Median age was 27 years (range, 7 to 57 years). Median time from diagnosis to transplantation was 14 months (range, 5 to 38 months). Most patients received high-dose chemotherapy without radiation for pretransplantation conditioning (n = 107). The regimen most frequently used was cyclophosphamide, carmustine, and etoposide (n = 47). Fifteen patients received total-body irradiation (n = 15). The graft consisted of bone marrow (n = 86), blood stem cells (n = 25), or both (n = 11). The 100-day mortality was 12% (95% confidence interval, 7% to 19%). Sixty patients (50%) were considered to have achieved complete remission after autotransplantation; 37 of these had negative imaging studies, whereas scan abnormalities of unknown significance persisted in 23 patients. Twenty-seven patients (22%) had no response or progressive disease after transplantation. Probabilities of progression-free and overall survival at 3 years were 38% (95% confidence interval, 28% to 48%) and 50% (95% confidence interval, 39% to 60%), respectively. In multivariate analysis, "B" symptoms at diagnosis and poor performance score at transplantation were adverse prognostic factors for outcome.

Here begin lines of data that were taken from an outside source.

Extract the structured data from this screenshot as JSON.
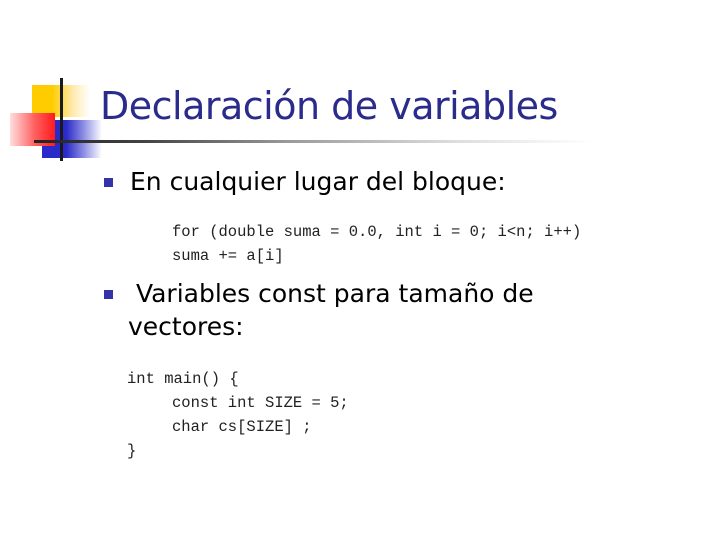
{
  "slide": {
    "title": "Declaración de variables",
    "bullets": [
      {
        "text": "En cualquier lugar del bloque:",
        "code": [
          "for (double suma = 0.0, int i = 0; i<n; i++)",
          "suma += a[i]"
        ]
      },
      {
        "text_line1": " Variables const para tamaño de",
        "text_line2": "vectores:",
        "code": [
          "int main() {",
          "const int SIZE = 5;",
          "char cs[SIZE] ;",
          "}"
        ]
      }
    ],
    "colors": {
      "title": "#2b2b8c",
      "bullet": "#3333aa",
      "deco_yellow": "#ffcc00",
      "deco_blue": "#2a2ac8",
      "deco_red": "#ff1a1a"
    },
    "bullet_icon": "square-bullet"
  }
}
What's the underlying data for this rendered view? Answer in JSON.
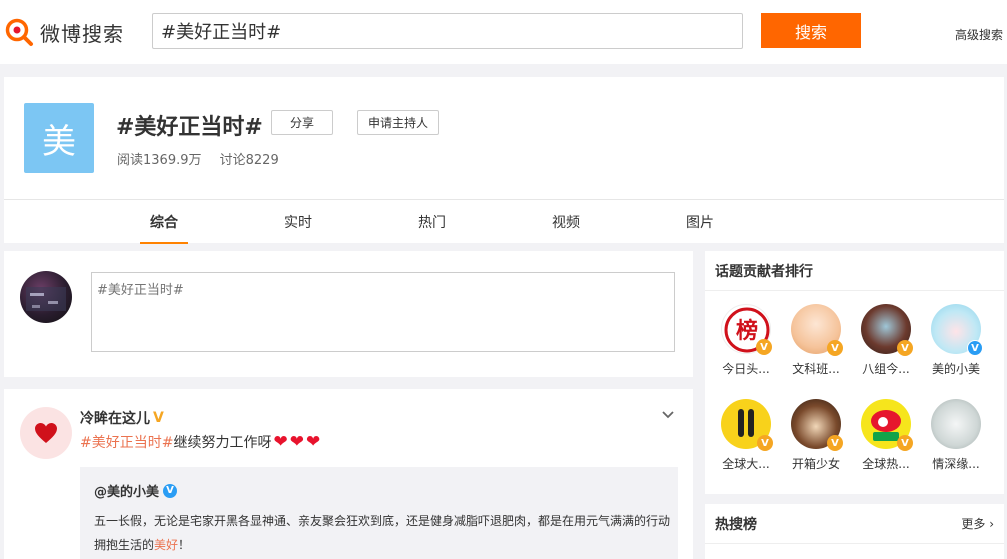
{
  "header": {
    "logo_text": "微博搜索",
    "search_value": "#美好正当时#",
    "search_button": "搜索",
    "advanced_link": "高级搜索"
  },
  "topic": {
    "icon_char": "美",
    "title": "#美好正当时#",
    "share_button": "分享",
    "host_button": "申请主持人",
    "reads": "阅读1369.9万",
    "discussions": "讨论8229",
    "tabs": [
      "综合",
      "实时",
      "热门",
      "视频",
      "图片"
    ],
    "active_tab": "综合"
  },
  "composer": {
    "placeholder": "#美好正当时#"
  },
  "feed": {
    "user": "冷眸在这儿",
    "user_badge": "V",
    "hashtag": "#美好正当时#",
    "text": " 继续努力工作呀",
    "repost": {
      "user": "@美的小美",
      "user_badge": "V",
      "text_before": "五一长假，无论是宅家开黑各显神通、亲友聚会狂欢到底，还是健身减脂吓退肥肉，都是在用元气满满的行动拥抱生活的",
      "text_highlight": "美好",
      "text_after": "！"
    }
  },
  "sidebar": {
    "contributors_title": "话题贡献者排行",
    "contributors": [
      {
        "name": "今日头...",
        "badge": "V"
      },
      {
        "name": "文科班...",
        "badge": "V"
      },
      {
        "name": "八组今...",
        "badge": "V"
      },
      {
        "name": "美的小美",
        "badge": "V"
      },
      {
        "name": "全球大...",
        "badge": "V"
      },
      {
        "name": "开箱少女",
        "badge": "V"
      },
      {
        "name": "全球热...",
        "badge": "V"
      },
      {
        "name": "情深缘...",
        "badge": ""
      }
    ],
    "hot_title": "热搜榜",
    "hot_more": "更多"
  },
  "colors": {
    "accent_orange": "#ff6600",
    "tab_underline": "#ff8200",
    "hashtag": "#eb7350",
    "topic_icon_bg": "#7cc6f3",
    "gold_badge": "#f5a623",
    "blue_badge": "#2a9df4"
  }
}
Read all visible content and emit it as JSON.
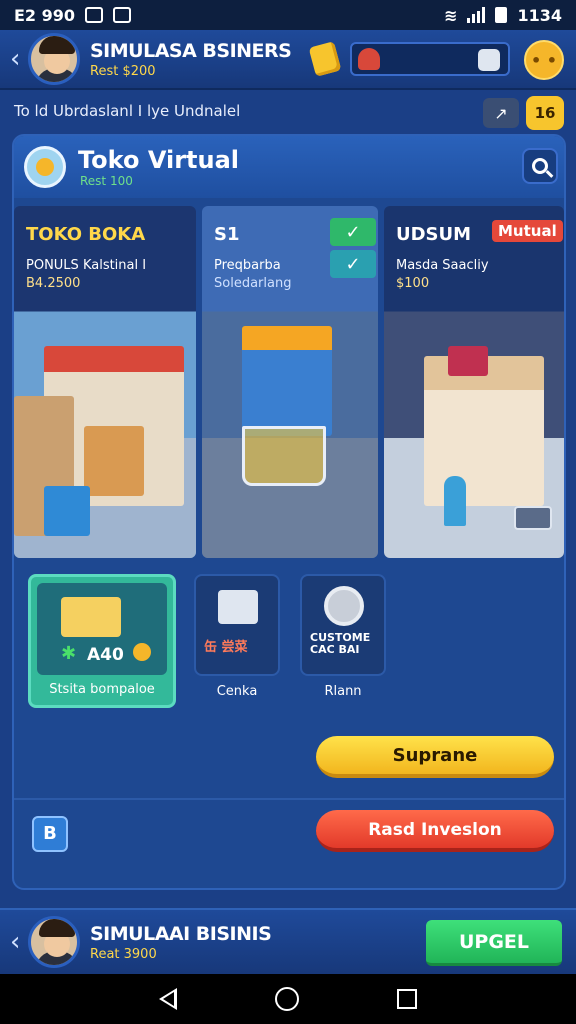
{
  "status_bar": {
    "left_text": "E2 990",
    "right_text": "1134"
  },
  "header": {
    "title": "SIMULASA BSINERS",
    "subtitle": "Rest $200"
  },
  "subheader": {
    "text": "To ld Ubrdaslanl I lye Undnalel",
    "badge": "16"
  },
  "panel": {
    "title": "Toko Virtual",
    "subtitle": "Rest 100",
    "cards": [
      {
        "title": "TOKO BOKA",
        "line1": "PONULS Kalstinal  I",
        "line2": "B4.2500"
      },
      {
        "title": "S1",
        "line1": "Preqbarba",
        "line2": "Soledarlang"
      },
      {
        "title": "UDSUM",
        "tag": "Mutual",
        "line1": "Masda Saacliy",
        "line2": "$100"
      }
    ],
    "items": [
      {
        "label": "Stsita bompaloe",
        "amount": "A40"
      },
      {
        "label": "Cenka",
        "code": "缶 尝菜"
      },
      {
        "label": "Rlann",
        "code": "CUSTOME CAC BAI"
      }
    ],
    "upgrade_button": "Suprane",
    "invest_button": "Rasd Inveslon",
    "b_icon": "B"
  },
  "bottom_bar": {
    "title": "SIMULAAI BISINIS",
    "subtitle": "Reat 3900",
    "button": "UPGEL"
  },
  "colors": {
    "background": "#1b3f86",
    "accent_yellow": "#f7c52d",
    "accent_red": "#e23a2a",
    "accent_green": "#21b558"
  }
}
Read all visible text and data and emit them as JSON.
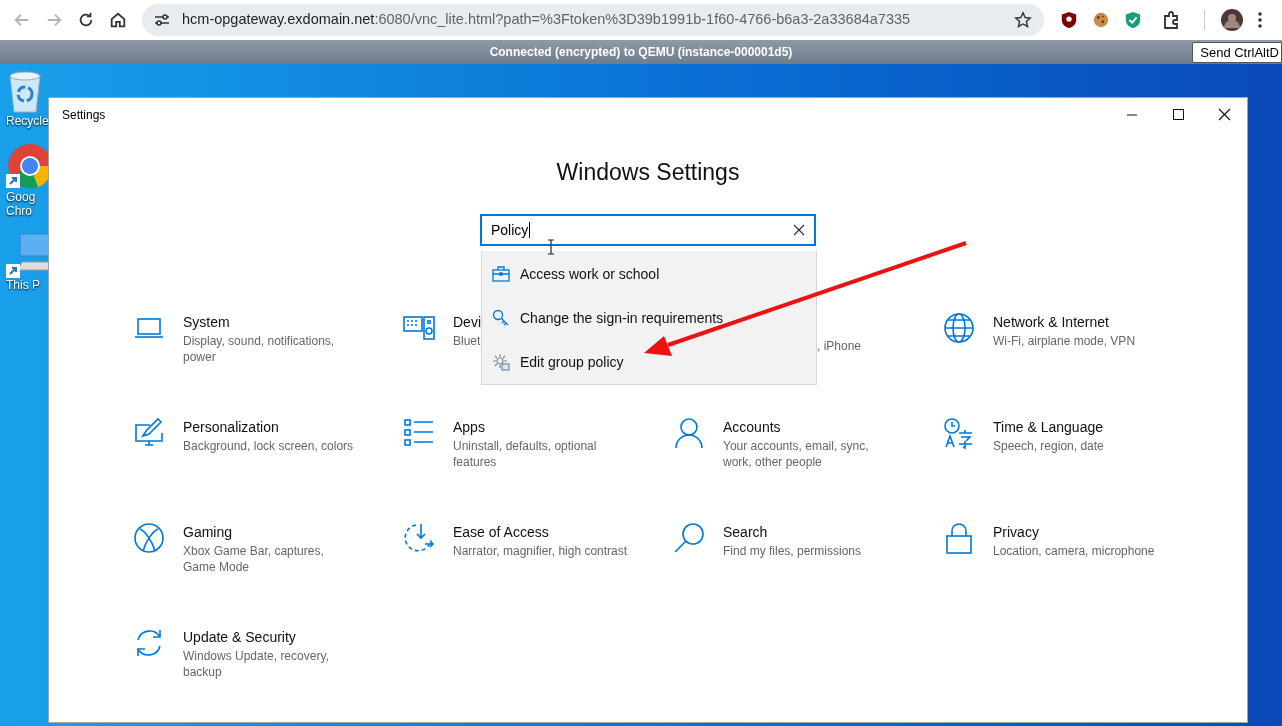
{
  "browser": {
    "url_host": "hcm-opgateway.exdomain.net",
    "url_rest": ":6080/vnc_lite.html?path=%3Ftoken%3D39b1991b-1f60-4766-b6a3-2a33684a7335"
  },
  "vnc": {
    "status": "Connected (encrypted) to QEMU (instance-000001d5)",
    "button": "Send CtrlAltD"
  },
  "desktop_icons": [
    {
      "kind": "recycle",
      "lines": [
        "Recycle"
      ]
    },
    {
      "kind": "chrome",
      "lines": [
        "Goog",
        "Chro"
      ]
    },
    {
      "kind": "pc",
      "lines": [
        "This P"
      ]
    }
  ],
  "window": {
    "title": "Settings",
    "heading": "Windows Settings"
  },
  "search": {
    "value": "Policy",
    "results": [
      {
        "kind": "briefcase",
        "label": "Access work or school"
      },
      {
        "kind": "key",
        "label": "Change the sign-in requirements"
      },
      {
        "kind": "policy",
        "label": "Edit group policy"
      }
    ]
  },
  "tiles": [
    {
      "kind": "system",
      "title": "System",
      "desc": "Display, sound, notifications, power"
    },
    {
      "kind": "devices",
      "title": "Devi",
      "desc": "Bluet"
    },
    {
      "kind": "covered",
      "desc": ", iPhone"
    },
    {
      "kind": "network",
      "title": "Network & Internet",
      "desc": "Wi-Fi, airplane mode, VPN"
    },
    {
      "kind": "personalization",
      "title": "Personalization",
      "desc": "Background, lock screen, colors"
    },
    {
      "kind": "apps",
      "title": "Apps",
      "desc": "Uninstall, defaults, optional features"
    },
    {
      "kind": "accounts",
      "title": "Accounts",
      "desc": "Your accounts, email, sync, work, other people"
    },
    {
      "kind": "time",
      "title": "Time & Language",
      "desc": "Speech, region, date"
    },
    {
      "kind": "gaming",
      "title": "Gaming",
      "desc": "Xbox Game Bar, captures, Game Mode"
    },
    {
      "kind": "ease",
      "title": "Ease of Access",
      "desc": "Narrator, magnifier, high contrast"
    },
    {
      "kind": "search",
      "title": "Search",
      "desc": "Find my files, permissions"
    },
    {
      "kind": "privacy",
      "title": "Privacy",
      "desc": "Location, camera, microphone"
    },
    {
      "kind": "update",
      "title": "Update & Security",
      "desc": "Windows Update, recovery, backup"
    }
  ]
}
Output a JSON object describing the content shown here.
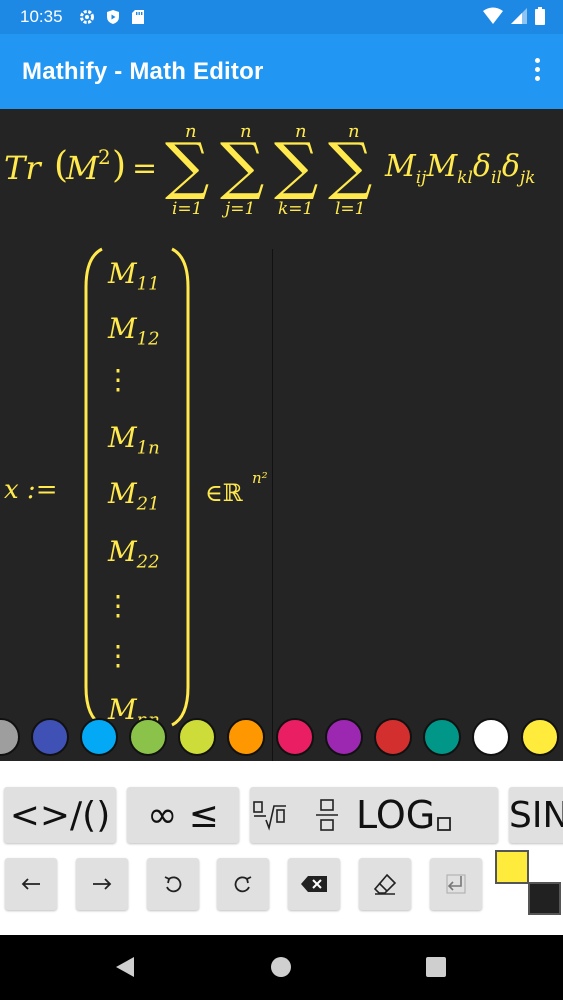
{
  "status_bar": {
    "time": "10:35"
  },
  "app_bar": {
    "title": "Mathify - Math Editor"
  },
  "equation1": {
    "lhs": "Tr",
    "upper_limit": "n",
    "indices": [
      "i=1",
      "j=1",
      "k=1",
      "l=1"
    ]
  },
  "equation2": {
    "lhs": "x :=",
    "entries": [
      "M11",
      "M12",
      "⋮",
      "M1n",
      "M21",
      "M22",
      "⋮",
      "⋮",
      "Mnn"
    ],
    "membership": "∈ℝ"
  },
  "colors": [
    "#9e9e9e",
    "#3f51b5",
    "#03a9f4",
    "#8bc34a",
    "#cddc39",
    "#ff9800",
    "#e91e63",
    "#9c27b0",
    "#d32f2f",
    "#009688",
    "#ffffff",
    "#ffeb3b"
  ],
  "keyboard": {
    "row1": [
      "<>/()",
      "∞ ≤",
      "LOG",
      "SIN"
    ],
    "row2_icons": [
      "arrow-left",
      "arrow-right",
      "undo",
      "redo",
      "backspace",
      "eraser",
      "enter"
    ]
  },
  "active_colors": {
    "foreground": "#ffeb3b",
    "background": "#212121"
  }
}
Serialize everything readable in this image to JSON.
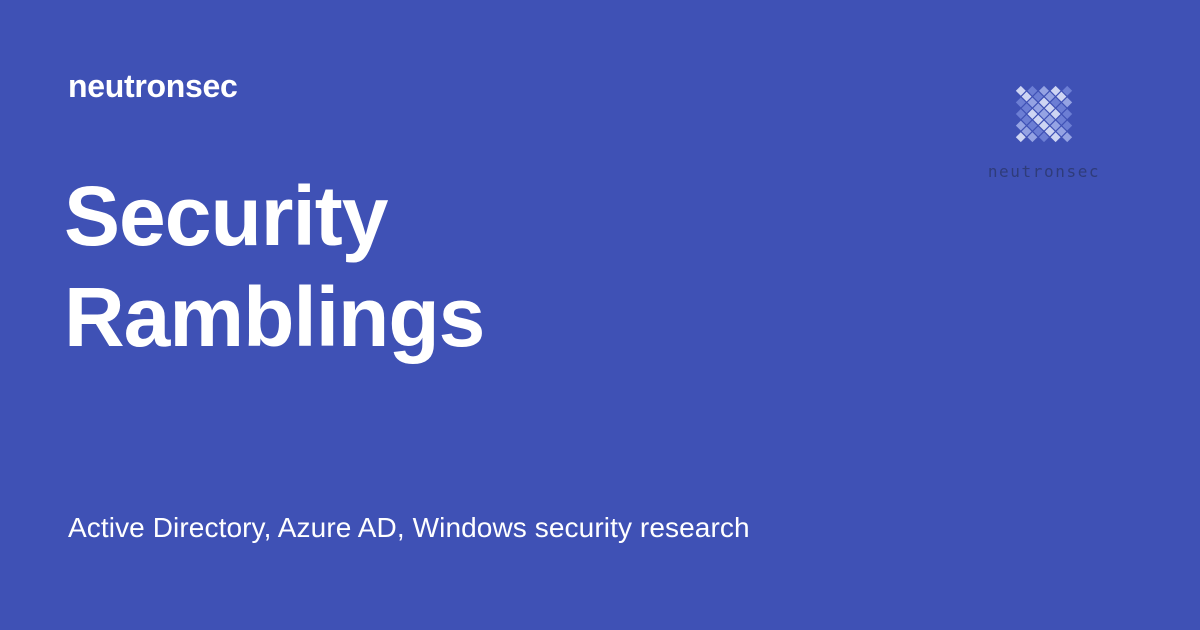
{
  "site": {
    "name": "neutronsec"
  },
  "hero": {
    "title_line1": "Security",
    "title_line2": "Ramblings",
    "description": "Active Directory, Azure AD, Windows security research"
  },
  "logo": {
    "icon": "diamond-mosaic-logo-icon",
    "wordmark": "neutronsec"
  },
  "colors": {
    "background": "#3f51b5",
    "text": "#ffffff",
    "logo_light": "#d6dcf7",
    "logo_mid": "#9aa8e6",
    "logo_dark": "#6f81d6"
  }
}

Autotransplants should be considered for patients with Hodgkin's disease who do not achieve complete remission with conventional therapy.
霍奇金淋巴瘤患者若无法通过传统化疗实现完全缓解(即原发性诱导失败患者),其预后较差。一些接受高剂量疗法并自体造血祖细胞输注的患者可实现较长时间的无进展生存期。
回顾了自体血液与骨髓移植登记处(ABMTR)的详细记录,这些记录涉及122例霍奇金淋巴瘤患者,他们在接受一种或多种传统治疗方案后未能实现完全缓解,并于1989年至1995年间接受了自体移植。
中位年龄为27岁(范围为7至57岁)。从诊断到移植的中位时间为14个月(范围为5至38个月)。大多数患者在移植前预处理时接受了不含放疗的高剂量化疗(n = 107)。最常使用的方案是环磷酰胺、卡莫司汀和依托泊苷(n = 47)。15例患者接受了全身照射(n = 15)。移植物包括骨髓(n = 86)、血液干细胞(n = 25)或两者皆有(n = 11)。100天死亡率为12%(95%置信区间,7%至19%)。60例患者(50%)在自体移植后被认为实现了完全缓解;其中37例影像学检查呈阴性,而23例患者扫描结果存在意义不明的异常。27例患者(22%)在移植后无反应或疾病进展。3年时无进展生存期和总生存期的概率分别为38%(95%置信区间,28%至48%)和50%(95%置信区间,39%至60%)。在多变量分析中,诊断时出现“B”症状和移植时体能状态评分差是预后不良的因素。
对于无法通过传统疗法实现完全缓解的霍奇金淋巴瘤患者,应考虑自体移植。